ZEUS BABA BİR ÇARE
Zeus baba, koca tanrı !
Nerelerdesin, bağıyoruz, bağırıyoruz bir türlü ulaşamıyoruz sana, nasılsın, halin keyfin iyi mi?
Sana söz, ne yaparsan yap, görmezden geliriz. Susarız, hiç kimseciklere inan vermeyiz sırlarını.
Tanrıların tanrısı, koca Zeus biraz zaman ayır da igilen biz dünyalılarla, hali pür melalimizi gör, göster tanrılığını. Etrafımız kötülerle, kötülüklerle sarıldı, doldu taşıyor.
Ne halt edeceğimizi şaşırdık.Biz üretiyoruz, biz tüketemiyoruz. Kârcısı, rantcısı, tufeylisi, zorbası, madrabazı çöküyor gırtlağımıza ne var ne yoksa toplayıp gidiyor. İçecek bir tas çorba bulamıyoruz. En kötü şaraba 3 obolos para istiyorlar, bir kupa şaraba hasret kaldık. Bize nefes aldırmıyorlar.

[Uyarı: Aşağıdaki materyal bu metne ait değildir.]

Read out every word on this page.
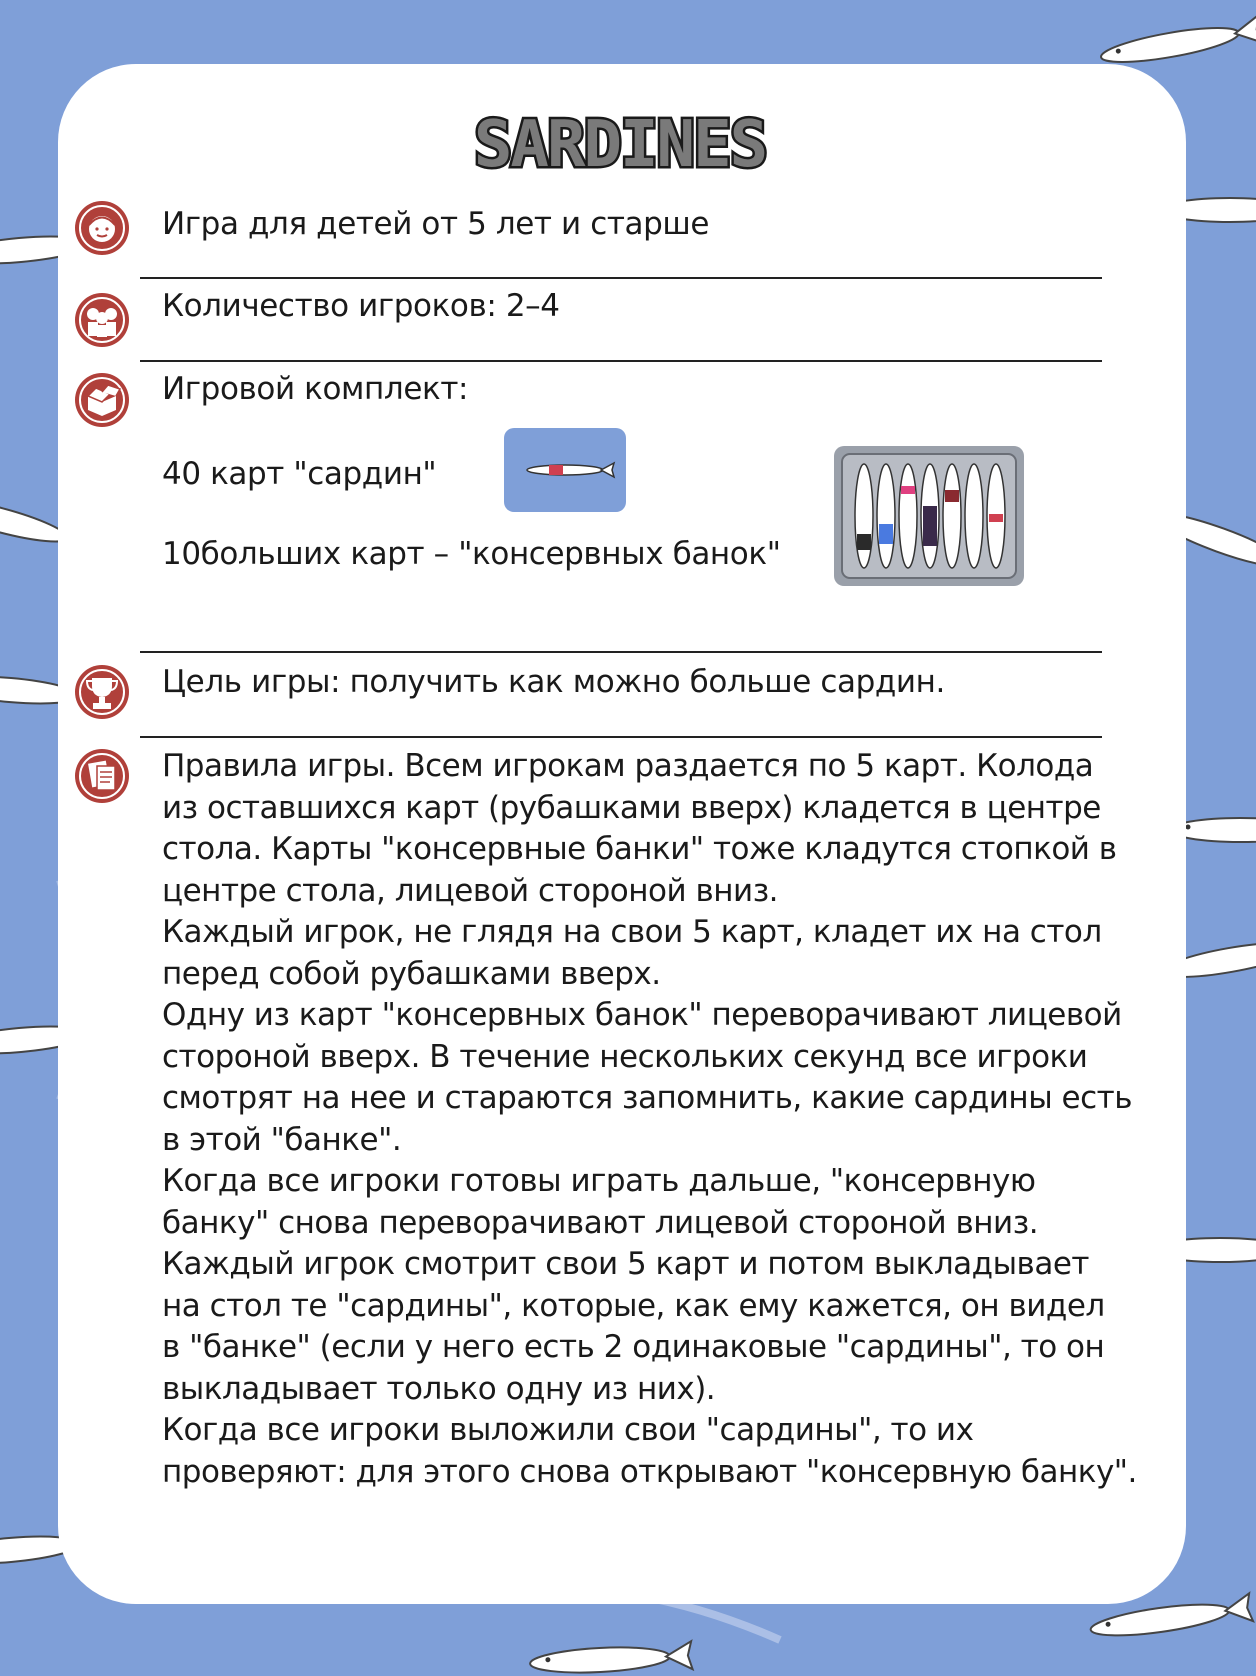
SARDINES
Игра для детей от 5 лет и старше
Количество игроков: 2–4
Игровой комплект:
40 карт "сардин"
10больших карт – "консервных банок"
Цель игры: получить как можно больше сардин.
Правила игры. Всем игрокам раздается по 5 карт. Колода
из оставшихся карт (рубашками вверх) кладется в центре
стола. Карты "консервные банки" тоже кладутся стопкой в
центре стола, лицевой стороной вниз.
Каждый игрок, не глядя на свои 5 карт, кладет их на стол
перед собой рубашками вверх.
Одну из карт "консервных банок" переворачивают лицевой
стороной вверх. В течение нескольких секунд все игроки
смотрят на нее и стараются запомнить, какие сардины есть
в этой "банке".
Когда все игроки готовы играть дальше, "консервную
банку" снова переворачивают лицевой стороной вниз.
Каждый игрок смотрит свои 5 карт и потом выкладывает
на стол те "сардины", которые, как ему кажется, он видел
в "банке" (если у него есть 2 одинаковые "сардины", то он
выкладывает только одну из них).
Когда все игроки выложили свои "сардины", то их
проверяют: для этого снова открывают "консервную банку".
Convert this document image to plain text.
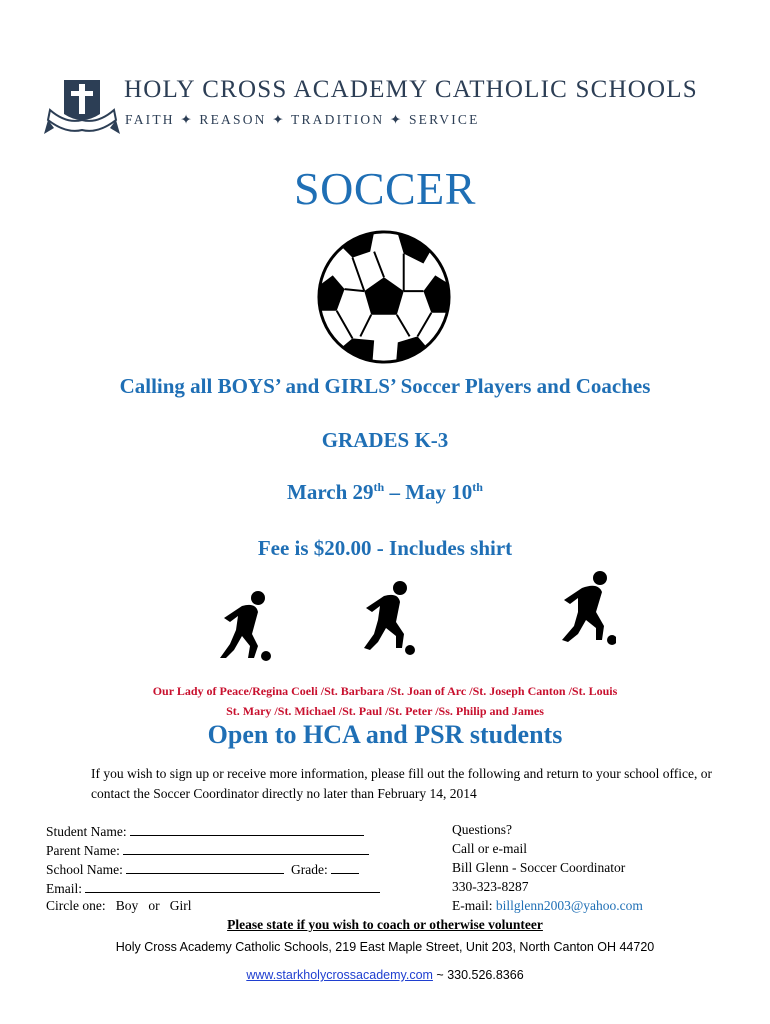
HOLY CROSS ACADEMY CATHOLIC SCHOOLS
FAITH ✦ REASON ✦ TRADITION ✦ SERVICE
SOCCER
Calling all BOYS’ and GIRLS’ Soccer Players and Coaches
GRADES K-3
March 29th – May 10th
Fee is $20.00 - Includes shirt
Our Lady of Peace/Regina Coeli /St. Barbara /St. Joan of Arc /St. Joseph Canton /St. Louis
St. Mary /St. Michael /St. Paul /St. Peter /Ss. Philip and James
Open to HCA and PSR students
If you wish to sign up or receive more information, please fill out the following and return to your school office, or contact the Soccer Coordinator directly no later than February 14, 2014
Student Name:
Parent Name:
School Name:	Grade:
Email:
Circle one: Boy   or   Girl
Questions?
Call or e-mail
Bill Glenn - Soccer Coordinator
330-323-8287
E-mail: billglenn2003@yahoo.com
Please state if you wish to coach or otherwise volunteer
Holy Cross Academy Catholic Schools, 219 East Maple Street, Unit 203, North Canton OH 44720
www.starkholycrossacademy.com ~ 330.526.8366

Dionysos dedik, Apollon dedik onlar kendi hallerinde. Biri sabah akşam içiyor, gülüp oynuyor. Apollon da öyle. Bir elinde gıy gıy öbür eli sevdiklerinin belinde. Themis teyzenin umurunda değil, suskun. İkide bir kötülerle birlik olup Ares denen o haydut da durmadan karşımıza çıkıyor. Aphrodit’in yanağının gül rengi soldu.
Zeus baba bu derdimize bir çare..
Bulmayacaksan, bulamayacaksan söyle bize, başımızın çaresine bakalım. Prometheus’un peşinden gidelim. Ateşi elinden kapıp yakıp yıkalım.
Ege kıyılarında Thales diye biri çıkmış, konuşuyor. Aydan, güneşten söz ediyor. Kafamız karışıyor.
Zeus baba bu duruma el koy, bizi darda bırakma. Tanrı isen tanrılığını bil. Yok eğer olmayacaksan söyle başımızın çaresine biz kendimiz bakalım.
Aklımızı başımıza alırız. Kendi göbeğini biz kendimiz keseriz.
Zeus baba bu son seslenişimizdir sana.
Üç vakte kadar haber bekliyoruz senden.
Geldin geldin, gelmedin sen bilirsin?